Categories Health Care

Pfizer pares recent gains after JP Morgan slashes rating

The outlook for Pfizer (PFE) remains mixed as the drug maker gears up for a closely-followed leadership change early next year. While the ongoing softness in revenue performance is expected to continue in the near term, the long-term outlook is encouraging, thanks to the management’s initiatives to enhance top-line growth and profitability in the coming years.

Shares of the pharmaceuticals giant dropped in premarket trading Tuesday after JP Morgan lowered them to neutral from overweight, saying that the recent stock rally is not sustainable. While maintaining the price target at $46, the research firm also raised concerns over the company’s pain relief drug Lyrica losing its exclusivity early next year, thereby facing competition from the generic variants.

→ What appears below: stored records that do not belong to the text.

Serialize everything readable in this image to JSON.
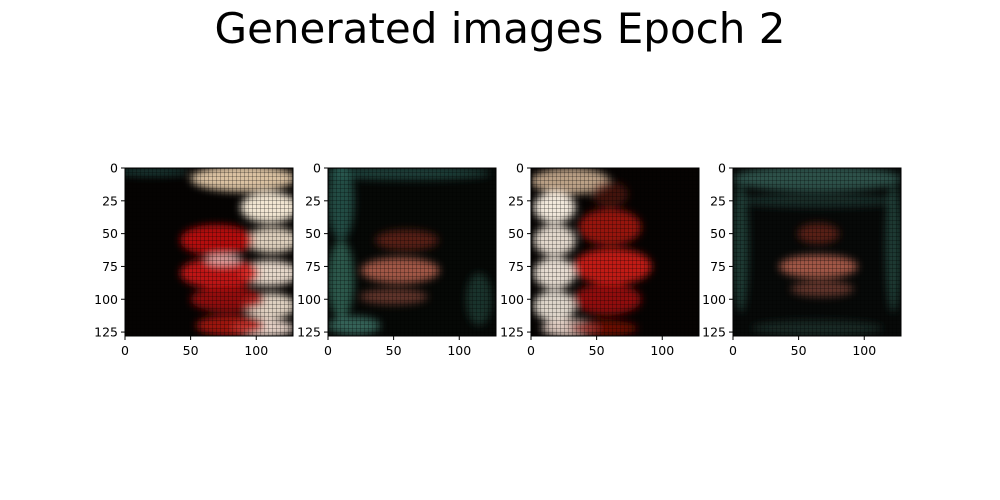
{
  "title": "Generated images Epoch 2",
  "axis": {
    "image_size": 128,
    "x_ticks": [
      0,
      50,
      100
    ],
    "y_ticks": [
      0,
      25,
      50,
      75,
      100,
      125
    ]
  },
  "panels": [
    {
      "name": "generated-image-1",
      "base": "#050302",
      "blobs": [
        {
          "cx": 90,
          "cy": 8,
          "rx": 40,
          "ry": 10,
          "c": "#f2d6b4",
          "o": 0.9
        },
        {
          "cx": 110,
          "cy": 30,
          "rx": 22,
          "ry": 12,
          "c": "#fff2de",
          "o": 0.95
        },
        {
          "cx": 112,
          "cy": 55,
          "rx": 20,
          "ry": 10,
          "c": "#f5e6d0",
          "o": 0.9
        },
        {
          "cx": 110,
          "cy": 80,
          "rx": 22,
          "ry": 10,
          "c": "#fff0e0",
          "o": 0.9
        },
        {
          "cx": 110,
          "cy": 105,
          "rx": 20,
          "ry": 10,
          "c": "#f7e8d6",
          "o": 0.9
        },
        {
          "cx": 105,
          "cy": 122,
          "rx": 24,
          "ry": 7,
          "c": "#ffe9dd",
          "o": 0.9
        },
        {
          "cx": 70,
          "cy": 55,
          "rx": 28,
          "ry": 12,
          "c": "#c8120e",
          "o": 0.9
        },
        {
          "cx": 72,
          "cy": 80,
          "rx": 30,
          "ry": 12,
          "c": "#d41a14",
          "o": 0.9
        },
        {
          "cx": 78,
          "cy": 100,
          "rx": 28,
          "ry": 10,
          "c": "#a80c0a",
          "o": 0.85
        },
        {
          "cx": 80,
          "cy": 120,
          "rx": 26,
          "ry": 8,
          "c": "#b8160f",
          "o": 0.85
        },
        {
          "cx": 75,
          "cy": 70,
          "rx": 14,
          "ry": 4,
          "c": "#ffffff",
          "o": 0.6
        },
        {
          "cx": 20,
          "cy": 3,
          "rx": 30,
          "ry": 3,
          "c": "#2e6a62",
          "o": 0.6
        }
      ]
    },
    {
      "name": "generated-image-2",
      "base": "#060806",
      "blobs": [
        {
          "cx": 60,
          "cy": 4,
          "rx": 64,
          "ry": 5,
          "c": "#2a5a52",
          "o": 0.7
        },
        {
          "cx": 10,
          "cy": 25,
          "rx": 10,
          "ry": 30,
          "c": "#2c6a5e",
          "o": 0.7
        },
        {
          "cx": 10,
          "cy": 85,
          "rx": 10,
          "ry": 30,
          "c": "#3a7a6a",
          "o": 0.7
        },
        {
          "cx": 20,
          "cy": 120,
          "rx": 20,
          "ry": 7,
          "c": "#4a8a7c",
          "o": 0.7
        },
        {
          "cx": 60,
          "cy": 55,
          "rx": 24,
          "ry": 8,
          "c": "#7a2a1a",
          "o": 0.7
        },
        {
          "cx": 55,
          "cy": 78,
          "rx": 30,
          "ry": 10,
          "c": "#c86a55",
          "o": 0.8
        },
        {
          "cx": 50,
          "cy": 98,
          "rx": 26,
          "ry": 6,
          "c": "#8a4a3a",
          "o": 0.7
        },
        {
          "cx": 115,
          "cy": 100,
          "rx": 10,
          "ry": 20,
          "c": "#244e46",
          "o": 0.6
        }
      ]
    },
    {
      "name": "generated-image-3",
      "base": "#060302",
      "blobs": [
        {
          "cx": 30,
          "cy": 10,
          "rx": 30,
          "ry": 10,
          "c": "#e8c8a8",
          "o": 0.8
        },
        {
          "cx": 18,
          "cy": 30,
          "rx": 16,
          "ry": 12,
          "c": "#fff6e8",
          "o": 0.95
        },
        {
          "cx": 18,
          "cy": 55,
          "rx": 16,
          "ry": 12,
          "c": "#fbf0e2",
          "o": 0.9
        },
        {
          "cx": 18,
          "cy": 80,
          "rx": 16,
          "ry": 12,
          "c": "#fff4e8",
          "o": 0.9
        },
        {
          "cx": 18,
          "cy": 105,
          "rx": 16,
          "ry": 12,
          "c": "#f5ece0",
          "o": 0.9
        },
        {
          "cx": 30,
          "cy": 122,
          "rx": 22,
          "ry": 7,
          "c": "#ffe8dc",
          "o": 0.85
        },
        {
          "cx": 60,
          "cy": 45,
          "rx": 24,
          "ry": 14,
          "c": "#b0140e",
          "o": 0.85
        },
        {
          "cx": 62,
          "cy": 75,
          "rx": 30,
          "ry": 14,
          "c": "#d41c14",
          "o": 0.9
        },
        {
          "cx": 58,
          "cy": 100,
          "rx": 26,
          "ry": 12,
          "c": "#a80e0a",
          "o": 0.85
        },
        {
          "cx": 55,
          "cy": 122,
          "rx": 26,
          "ry": 6,
          "c": "#8a0c08",
          "o": 0.8
        },
        {
          "cx": 60,
          "cy": 20,
          "rx": 14,
          "ry": 10,
          "c": "#6a1a10",
          "o": 0.6
        }
      ]
    },
    {
      "name": "generated-image-4",
      "base": "#070908",
      "blobs": [
        {
          "cx": 64,
          "cy": 8,
          "rx": 64,
          "ry": 10,
          "c": "#3a6a60",
          "o": 0.75
        },
        {
          "cx": 64,
          "cy": 25,
          "rx": 60,
          "ry": 5,
          "c": "#2a5048",
          "o": 0.55
        },
        {
          "cx": 6,
          "cy": 60,
          "rx": 6,
          "ry": 50,
          "c": "#2e5e54",
          "o": 0.6
        },
        {
          "cx": 122,
          "cy": 60,
          "rx": 6,
          "ry": 50,
          "c": "#2e5e54",
          "o": 0.6
        },
        {
          "cx": 65,
          "cy": 50,
          "rx": 16,
          "ry": 8,
          "c": "#7a2a1a",
          "o": 0.7
        },
        {
          "cx": 65,
          "cy": 75,
          "rx": 30,
          "ry": 9,
          "c": "#c86a55",
          "o": 0.8
        },
        {
          "cx": 68,
          "cy": 92,
          "rx": 24,
          "ry": 6,
          "c": "#8a4a3a",
          "o": 0.7
        },
        {
          "cx": 64,
          "cy": 122,
          "rx": 50,
          "ry": 6,
          "c": "#2a4a44",
          "o": 0.5
        }
      ]
    }
  ]
}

While the ongoing softness in revenue performance is expected to continue in the near term, the long-term outlook is encouraging

The stock’s ascent to a record high earlier this month and its withdrawal were rather quick. The analyst expects further correction going forward, considering the fact that the Pfizer gained about 22% this year alone. The majority of the analysts covering the stock currently recommend a hold for it, followed by overweight and buy.

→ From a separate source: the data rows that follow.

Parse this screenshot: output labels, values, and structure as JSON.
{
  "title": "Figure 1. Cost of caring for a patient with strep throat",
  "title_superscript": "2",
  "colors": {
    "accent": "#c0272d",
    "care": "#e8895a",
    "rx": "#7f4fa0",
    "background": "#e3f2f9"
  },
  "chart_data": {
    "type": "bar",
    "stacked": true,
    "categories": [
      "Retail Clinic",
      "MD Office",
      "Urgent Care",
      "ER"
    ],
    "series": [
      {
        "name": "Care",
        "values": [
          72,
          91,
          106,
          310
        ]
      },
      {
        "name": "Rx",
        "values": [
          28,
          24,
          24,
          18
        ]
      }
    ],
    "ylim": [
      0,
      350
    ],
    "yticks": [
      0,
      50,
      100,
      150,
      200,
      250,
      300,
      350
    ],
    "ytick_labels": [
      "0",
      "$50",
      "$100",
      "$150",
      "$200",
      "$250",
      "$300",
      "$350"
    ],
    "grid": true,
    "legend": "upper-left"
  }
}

Having outperformed both the S&P 500 and Dow Jones in the recent rally, the stock has the potential to move further up in the coming months when performance is likely to be boosted by new product launches, including the treatments for myeloid leukemia and breast-lung cancer which are currently in the pipeline.

Allergan, Mylan and other generics beam as Pfizer loses patent war in the UK

The market will be looking for a better revenue performance when the company announces its fourth-quarter results next month, the first earnings report under Albert Bourla who has been named the new chief executive officer. Currently, the projected revenue growth is below 1%, which is broadly in line with the management’s revised guidance.

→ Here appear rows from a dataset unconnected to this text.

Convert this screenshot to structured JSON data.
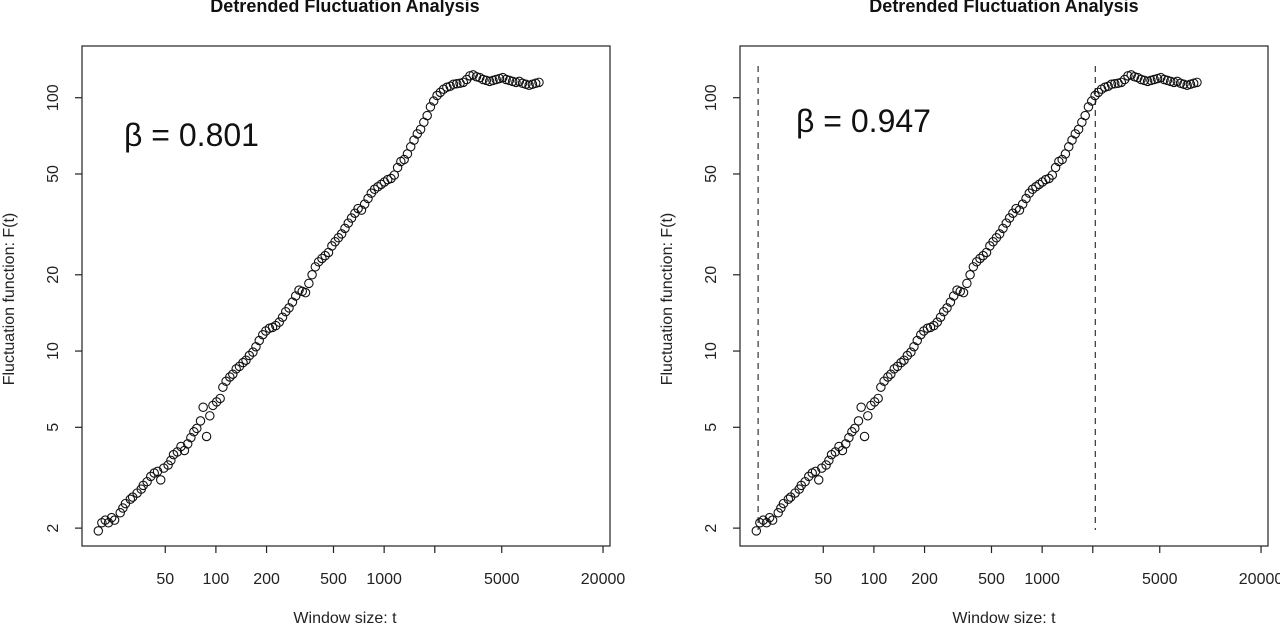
{
  "chart_data": [
    {
      "type": "scatter",
      "title": "Detrended Fluctuation Analysis",
      "xlabel": "Window size: t",
      "ylabel": "Fluctuation function: F(t)",
      "xscale": "log",
      "yscale": "log",
      "xlim": [
        16,
        22000
      ],
      "ylim": [
        1.7,
        160
      ],
      "xticks": [
        50,
        100,
        200,
        500,
        1000,
        5000,
        20000
      ],
      "xtick_labels": [
        "50",
        "100",
        "200",
        "500",
        "1000",
        "5000",
        "20000"
      ],
      "minor_xticks": [
        2000
      ],
      "yticks": [
        2,
        5,
        10,
        20,
        50,
        100
      ],
      "ytick_labels": [
        "2",
        "5",
        "10",
        "20",
        "50",
        "100"
      ],
      "annotation": "β = 0.801",
      "vlines": [],
      "x": [
        20,
        21,
        22,
        23,
        24,
        25,
        27,
        28,
        29,
        31,
        32,
        34,
        36,
        37,
        39,
        41,
        43,
        45,
        47,
        49,
        52,
        54,
        56,
        59,
        62,
        65,
        68,
        71,
        74,
        77,
        81,
        84,
        88,
        92,
        96,
        101,
        106,
        110,
        115,
        121,
        126,
        132,
        138,
        145,
        151,
        158,
        166,
        173,
        181,
        190,
        198,
        208,
        217,
        227,
        238,
        249,
        260,
        272,
        285,
        298,
        312,
        326,
        341,
        357,
        373,
        390,
        408,
        427,
        446,
        467,
        489,
        511,
        535,
        559,
        585,
        612,
        640,
        670,
        700,
        733,
        766,
        802,
        839,
        877,
        918,
        960,
        1004,
        1050,
        1098,
        1149,
        1202,
        1257,
        1315,
        1375,
        1439,
        1505,
        1574,
        1647,
        1722,
        1802,
        1884,
        1971,
        2062,
        2157,
        2256,
        2360,
        2469,
        2582,
        2701,
        2826,
        2956,
        3092,
        3234,
        3383,
        3539,
        3702,
        3872,
        4051,
        4237,
        4432,
        4636,
        4850,
        5073,
        5307,
        5551,
        5807,
        6074,
        6354,
        6647,
        6953,
        7273,
        7608,
        7958,
        8325
      ],
      "y": [
        1.95,
        2.1,
        2.15,
        2.1,
        2.2,
        2.15,
        2.3,
        2.4,
        2.5,
        2.6,
        2.65,
        2.75,
        2.85,
        2.95,
        3.05,
        3.2,
        3.3,
        3.35,
        3.1,
        3.45,
        3.55,
        3.7,
        3.9,
        4.0,
        4.2,
        4.05,
        4.3,
        4.55,
        4.8,
        4.95,
        5.3,
        6.0,
        4.6,
        5.55,
        6.1,
        6.3,
        6.5,
        7.2,
        7.6,
        7.9,
        8.1,
        8.5,
        8.7,
        9.0,
        9.2,
        9.6,
        9.9,
        10.4,
        11.0,
        11.6,
        12.0,
        12.3,
        12.4,
        12.6,
        13.0,
        13.6,
        14.3,
        14.8,
        15.6,
        16.5,
        17.4,
        17.2,
        17.0,
        18.5,
        20.0,
        21.5,
        22.5,
        23.2,
        23.8,
        24.5,
        26.0,
        27.0,
        28.0,
        29.0,
        30.5,
        32.0,
        33.5,
        35.0,
        36.5,
        36.0,
        38.0,
        40.0,
        42.0,
        43.5,
        44.5,
        45.5,
        46.5,
        47.5,
        48.0,
        49.5,
        53.0,
        56.0,
        57.0,
        60.0,
        64.0,
        68.0,
        72.0,
        75.0,
        80.0,
        85.0,
        92.0,
        97.0,
        102.0,
        105.0,
        108.0,
        110.0,
        111.0,
        113.0,
        113.5,
        114.0,
        115.0,
        118.0,
        122.0,
        123.0,
        121.0,
        120.0,
        118.0,
        117.0,
        116.0,
        117.0,
        118.0,
        119.0,
        120.0,
        118.0,
        117.0,
        116.0,
        115.0,
        116.0,
        114.0,
        113.0,
        112.0,
        113.0,
        114.0,
        115.0
      ]
    },
    {
      "type": "scatter",
      "title": "Detrended Fluctuation Analysis",
      "xlabel": "Window size: t",
      "ylabel": "Fluctuation function: F(t)",
      "xscale": "log",
      "yscale": "log",
      "xlim": [
        16,
        22000
      ],
      "ylim": [
        1.7,
        160
      ],
      "xticks": [
        50,
        100,
        200,
        500,
        1000,
        5000,
        20000
      ],
      "xtick_labels": [
        "50",
        "100",
        "200",
        "500",
        "1000",
        "5000",
        "20000"
      ],
      "minor_xticks": [
        2000
      ],
      "yticks": [
        2,
        5,
        10,
        20,
        50,
        100
      ],
      "ytick_labels": [
        "2",
        "5",
        "10",
        "20",
        "50",
        "100"
      ],
      "annotation": "β = 0.947",
      "vlines": [
        20.5,
        2070
      ],
      "x": [
        20,
        21,
        22,
        23,
        24,
        25,
        27,
        28,
        29,
        31,
        32,
        34,
        36,
        37,
        39,
        41,
        43,
        45,
        47,
        49,
        52,
        54,
        56,
        59,
        62,
        65,
        68,
        71,
        74,
        77,
        81,
        84,
        88,
        92,
        96,
        101,
        106,
        110,
        115,
        121,
        126,
        132,
        138,
        145,
        151,
        158,
        166,
        173,
        181,
        190,
        198,
        208,
        217,
        227,
        238,
        249,
        260,
        272,
        285,
        298,
        312,
        326,
        341,
        357,
        373,
        390,
        408,
        427,
        446,
        467,
        489,
        511,
        535,
        559,
        585,
        612,
        640,
        670,
        700,
        733,
        766,
        802,
        839,
        877,
        918,
        960,
        1004,
        1050,
        1098,
        1149,
        1202,
        1257,
        1315,
        1375,
        1439,
        1505,
        1574,
        1647,
        1722,
        1802,
        1884,
        1971,
        2062,
        2157,
        2256,
        2360,
        2469,
        2582,
        2701,
        2826,
        2956,
        3092,
        3234,
        3383,
        3539,
        3702,
        3872,
        4051,
        4237,
        4432,
        4636,
        4850,
        5073,
        5307,
        5551,
        5807,
        6074,
        6354,
        6647,
        6953,
        7273,
        7608,
        7958,
        8325
      ],
      "y": [
        1.95,
        2.1,
        2.15,
        2.1,
        2.2,
        2.15,
        2.3,
        2.4,
        2.5,
        2.6,
        2.65,
        2.75,
        2.85,
        2.95,
        3.05,
        3.2,
        3.3,
        3.35,
        3.1,
        3.45,
        3.55,
        3.7,
        3.9,
        4.0,
        4.2,
        4.05,
        4.3,
        4.55,
        4.8,
        4.95,
        5.3,
        6.0,
        4.6,
        5.55,
        6.1,
        6.3,
        6.5,
        7.2,
        7.6,
        7.9,
        8.1,
        8.5,
        8.7,
        9.0,
        9.2,
        9.6,
        9.9,
        10.4,
        11.0,
        11.6,
        12.0,
        12.3,
        12.4,
        12.6,
        13.0,
        13.6,
        14.3,
        14.8,
        15.6,
        16.5,
        17.4,
        17.2,
        17.0,
        18.5,
        20.0,
        21.5,
        22.5,
        23.2,
        23.8,
        24.5,
        26.0,
        27.0,
        28.0,
        29.0,
        30.5,
        32.0,
        33.5,
        35.0,
        36.5,
        36.0,
        38.0,
        40.0,
        42.0,
        43.5,
        44.5,
        45.5,
        46.5,
        47.5,
        48.0,
        49.5,
        53.0,
        56.0,
        57.0,
        60.0,
        64.0,
        68.0,
        72.0,
        75.0,
        80.0,
        85.0,
        92.0,
        97.0,
        102.0,
        105.0,
        108.0,
        110.0,
        111.0,
        113.0,
        113.5,
        114.0,
        115.0,
        118.0,
        122.0,
        123.0,
        121.0,
        120.0,
        118.0,
        117.0,
        116.0,
        117.0,
        118.0,
        119.0,
        120.0,
        118.0,
        117.0,
        116.0,
        115.0,
        116.0,
        114.0,
        113.0,
        112.0,
        113.0,
        114.0,
        115.0
      ]
    }
  ]
}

An important factor that could affect the stock’s performance is customers’ reaction to the proposal to hike the prices of around 40 medicines, starting next year. The price hike assumes significance as it comes a few months after the company delayed a planned increase after facing criticism from President Donald Trump, who termed the move as unnecessary.  The stock had closed the previous trading session at $44.40, up 1%.